Like sugar, obesity has a metabolism. It was useful at one point as a savings bank, a storehouse for energy, and it is because our societal organization makes such usefulness superfluous that fat has been forced to exploit its other uses, in albeit subtle ways. If I wanted to disappear without a trace- that is, in a completely unremarkable way- I would become obese. People look, but not with a view to see anything of interest. Instead they are repulsed. The conspicuousness of obesity is a lie, a reversal of conspicuousness, actually: "Nobody wants to see that." I am not talking about the frustration others' scopophilic pleasure; I am trying to get at my own pleasure. This kind of solution, although it may sound offensive or callous, has the stamp of a homeopathic remedy: a small amount of poison introduced into an already malfunctioning system, in the hopes that this particular ounce of "bad" will be the straw that tips the scales to "good."

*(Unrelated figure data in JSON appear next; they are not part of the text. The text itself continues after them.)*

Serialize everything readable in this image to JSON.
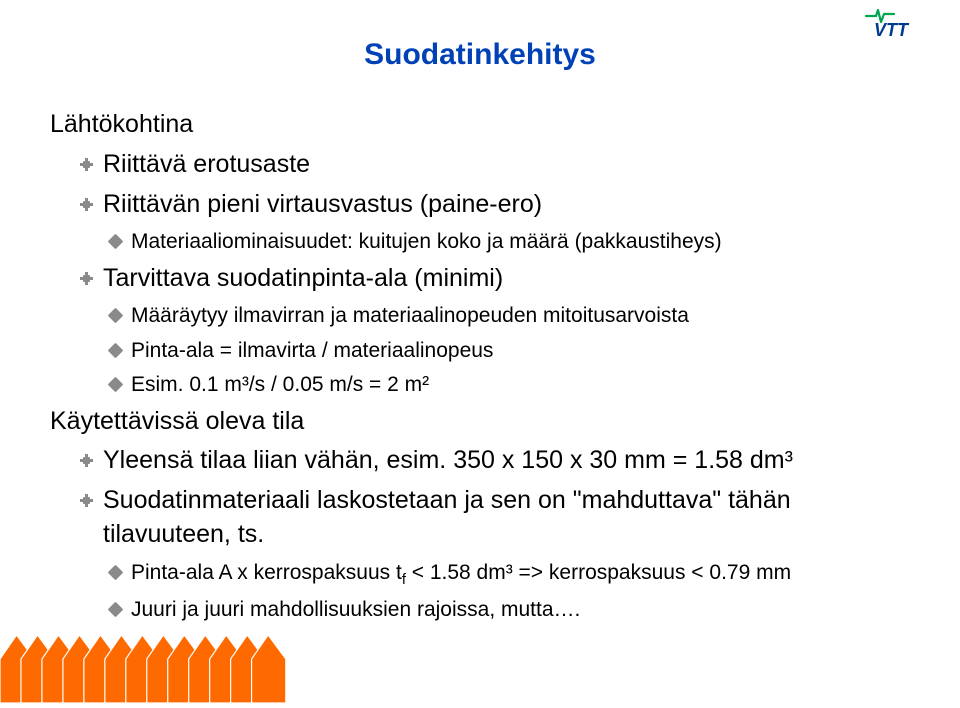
{
  "logo": {
    "text": "VTT",
    "color": "#003b8e",
    "pulse_color": "#00a54f"
  },
  "title": "Suodatinkehitys",
  "title_color": "#0042b6",
  "content": {
    "items": [
      {
        "level": 1,
        "text": "Lähtökohtina"
      },
      {
        "level": 2,
        "text": "Riittävä erotusaste"
      },
      {
        "level": 2,
        "text": "Riittävän pieni virtausvastus (paine-ero)"
      },
      {
        "level": 3,
        "text": "Materiaaliominaisuudet: kuitujen koko ja määrä (pakkaustiheys)"
      },
      {
        "level": 2,
        "text": "Tarvittava suodatinpinta-ala (minimi)"
      },
      {
        "level": 3,
        "text": "Määräytyy ilmavirran ja materiaalinopeuden mitoitusarvoista"
      },
      {
        "level": 3,
        "text": "Pinta-ala = ilmavirta / materiaalinopeus"
      },
      {
        "level": 3,
        "text": "Esim. 0.1 m³/s / 0.05 m/s = 2 m²"
      },
      {
        "level": 1,
        "text": "Käytettävissä oleva tila"
      },
      {
        "level": 2,
        "text": "Yleensä tilaa liian vähän, esim. 350 x 150 x 30 mm = 1.58 dm³"
      },
      {
        "level": 2,
        "text": "Suodatinmateriaali laskostetaan ja sen on \"mahduttava\" tähän tilavuuteen, ts."
      },
      {
        "level": 3,
        "html": "Pinta-ala A x kerrospaksuus t<span class=\"sub\">f</span> &lt; 1.58 dm³ =&gt; kerrospaksuus &lt; 0.79 mm"
      },
      {
        "level": 3,
        "text": "Juuri ja juuri mahdollisuuksien rajoissa, mutta…."
      }
    ]
  },
  "ladder": {
    "fill": "#ff6a00",
    "stroke": "#ffffff",
    "count": 13
  },
  "fontsize": {
    "title": 30,
    "lvl1": 25,
    "lvl2": 25,
    "lvl3": 21
  },
  "colors": {
    "text": "#000000",
    "bullet": "#8a8a8a",
    "background": "#ffffff"
  }
}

I don't have much faith in homeopathy, or in the thought that my system would identify one specific addition (and decide "Yes, this is it, I don't think my processors/receptors/abstract biochemical structure can abide by any more," and proactively snap into working order) which is the reason, perhaps the only reason, that I bother with not getting fat and that I take the trouble to make such a lengthy metaphor. Useless distinctions about sugar - about fatness, about books- instead of actually getting fat. Again, like boring you and me to tears, it may or may not be pathetic.